Muzaffer calls for multinational pact on trans-boundary rivers

DHAKA, Bangladesh, June 28 (BSS)- Transparency International, Banagldesh chapter chairman Professor Muzaffer Ahmed today called for a multinational agreement among six Asian countries for the proper
utilisation of the water resources of the trans-boundary rivers
of the region.

Prof Muzaffar, also the chief of a leading environmental
watchdog, BAPA, said Nepal, Bhutan, China, India, Myanmar and
Bangladesh should sign a multilateral pact for optimum benefits
out of the region's international rivers.
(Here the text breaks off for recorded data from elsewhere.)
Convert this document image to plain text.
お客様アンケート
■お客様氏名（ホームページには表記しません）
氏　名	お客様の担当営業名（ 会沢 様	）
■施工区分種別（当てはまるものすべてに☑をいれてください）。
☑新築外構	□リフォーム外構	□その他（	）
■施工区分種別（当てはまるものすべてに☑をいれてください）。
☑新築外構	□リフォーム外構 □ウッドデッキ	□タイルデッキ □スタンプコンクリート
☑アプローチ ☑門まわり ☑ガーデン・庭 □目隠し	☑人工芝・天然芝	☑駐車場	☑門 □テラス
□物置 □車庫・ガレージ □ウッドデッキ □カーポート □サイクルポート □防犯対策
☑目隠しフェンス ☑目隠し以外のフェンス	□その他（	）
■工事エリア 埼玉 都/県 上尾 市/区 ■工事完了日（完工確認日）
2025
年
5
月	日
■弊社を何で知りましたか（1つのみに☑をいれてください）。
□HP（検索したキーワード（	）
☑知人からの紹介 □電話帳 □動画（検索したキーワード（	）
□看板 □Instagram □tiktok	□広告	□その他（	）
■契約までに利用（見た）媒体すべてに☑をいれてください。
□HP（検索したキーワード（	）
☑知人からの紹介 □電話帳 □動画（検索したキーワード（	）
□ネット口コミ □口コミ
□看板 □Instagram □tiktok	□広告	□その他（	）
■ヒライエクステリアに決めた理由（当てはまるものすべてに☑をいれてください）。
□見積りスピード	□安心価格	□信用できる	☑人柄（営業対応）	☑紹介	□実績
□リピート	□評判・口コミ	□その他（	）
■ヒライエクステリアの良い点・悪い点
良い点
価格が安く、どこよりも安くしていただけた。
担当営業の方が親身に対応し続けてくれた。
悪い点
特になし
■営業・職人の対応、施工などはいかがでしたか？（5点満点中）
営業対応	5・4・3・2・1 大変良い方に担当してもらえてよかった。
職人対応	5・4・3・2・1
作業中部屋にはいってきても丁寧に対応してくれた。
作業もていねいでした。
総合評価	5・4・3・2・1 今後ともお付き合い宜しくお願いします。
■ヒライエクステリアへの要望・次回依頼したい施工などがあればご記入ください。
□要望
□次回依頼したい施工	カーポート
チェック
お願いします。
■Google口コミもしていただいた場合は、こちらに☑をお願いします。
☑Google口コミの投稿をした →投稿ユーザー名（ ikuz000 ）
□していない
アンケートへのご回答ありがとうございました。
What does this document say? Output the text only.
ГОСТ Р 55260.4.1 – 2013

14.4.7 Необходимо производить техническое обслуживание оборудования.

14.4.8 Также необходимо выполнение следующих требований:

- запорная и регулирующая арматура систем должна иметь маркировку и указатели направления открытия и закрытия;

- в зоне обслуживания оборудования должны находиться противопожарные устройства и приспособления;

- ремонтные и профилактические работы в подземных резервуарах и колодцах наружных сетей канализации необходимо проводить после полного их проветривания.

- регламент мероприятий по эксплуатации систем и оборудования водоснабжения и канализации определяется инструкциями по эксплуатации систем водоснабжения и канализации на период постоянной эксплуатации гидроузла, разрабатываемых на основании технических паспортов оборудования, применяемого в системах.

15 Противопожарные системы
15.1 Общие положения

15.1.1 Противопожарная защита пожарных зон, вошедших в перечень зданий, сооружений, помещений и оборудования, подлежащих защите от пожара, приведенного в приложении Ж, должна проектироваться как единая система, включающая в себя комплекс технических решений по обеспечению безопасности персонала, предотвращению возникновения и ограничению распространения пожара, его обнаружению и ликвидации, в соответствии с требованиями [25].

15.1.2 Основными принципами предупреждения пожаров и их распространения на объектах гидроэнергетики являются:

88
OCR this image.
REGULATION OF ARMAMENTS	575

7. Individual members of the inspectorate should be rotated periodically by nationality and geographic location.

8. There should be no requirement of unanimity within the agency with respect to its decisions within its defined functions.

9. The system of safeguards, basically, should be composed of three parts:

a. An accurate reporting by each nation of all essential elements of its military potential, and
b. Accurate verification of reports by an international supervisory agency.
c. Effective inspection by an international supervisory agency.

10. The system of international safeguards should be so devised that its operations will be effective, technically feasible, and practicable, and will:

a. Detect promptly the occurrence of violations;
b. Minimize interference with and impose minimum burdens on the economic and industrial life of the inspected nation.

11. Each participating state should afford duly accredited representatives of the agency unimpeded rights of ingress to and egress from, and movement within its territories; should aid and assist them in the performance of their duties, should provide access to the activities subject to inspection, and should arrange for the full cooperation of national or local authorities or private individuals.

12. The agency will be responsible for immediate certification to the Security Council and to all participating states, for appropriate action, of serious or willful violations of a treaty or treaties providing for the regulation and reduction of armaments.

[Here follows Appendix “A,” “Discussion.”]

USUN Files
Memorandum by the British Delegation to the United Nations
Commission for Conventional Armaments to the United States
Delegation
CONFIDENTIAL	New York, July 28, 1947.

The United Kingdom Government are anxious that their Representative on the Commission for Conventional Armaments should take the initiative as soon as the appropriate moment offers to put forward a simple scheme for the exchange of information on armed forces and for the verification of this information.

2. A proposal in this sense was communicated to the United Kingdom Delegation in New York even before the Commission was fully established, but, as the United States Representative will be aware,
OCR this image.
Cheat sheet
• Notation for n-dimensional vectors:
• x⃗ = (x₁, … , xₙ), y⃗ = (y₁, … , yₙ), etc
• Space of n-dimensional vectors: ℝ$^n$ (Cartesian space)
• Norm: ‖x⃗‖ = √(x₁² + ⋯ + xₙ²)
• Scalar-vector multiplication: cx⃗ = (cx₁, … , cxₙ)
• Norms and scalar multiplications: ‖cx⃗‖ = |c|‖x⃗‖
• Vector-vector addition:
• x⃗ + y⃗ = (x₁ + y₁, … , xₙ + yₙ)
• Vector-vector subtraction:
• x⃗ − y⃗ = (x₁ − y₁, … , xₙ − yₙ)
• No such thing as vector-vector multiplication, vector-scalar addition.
"Otherwise our agricultural production will suffer severely,
millions will become homeless and the opportunities of employment
would be destroyed," he said while releasing the Global
Corruption Report-2008 on Water Corruption at the CIRDAP
auditorium.

Prof Muzaffer, also an economist, urged the World Bank and
European Union to help the countries of the region to reach an
agreement on the common rivers.

He, in this context, recalled the Indus Waters Treaty signed
by India and Pakistan in 1961 brokered by the World Bank.

The Berlin based Transparency International (TI)today
published the Global Corruption Report-2008 simultaneously from
Berlin, New York and Dhaka.

According to the report nearly 1.2 billion people in the
world have no guaranteed access to water and more than 2.6
billion are living without adequate sanitation.

The TI global report, this year, focused on corruption in
water sector, as according to it, the fight against corruption in
water became more urgent than ever before due to strains on the
basic and essential natural resource.

Corruption in the water sector, it said, put the lives and
livelihood of billion of people across the world at risk.

And more than three billion people would be affected by 2050
with the water crisis getting aggravated due to different forms
of corruption, said the report.

"Without increased advocacy to stop corruption in water,
there will be high costs to economic and human development, the
vital ecosystem of the earth might destroy in addition to
fuelling the social tension and conflict at national and
international level," said the report.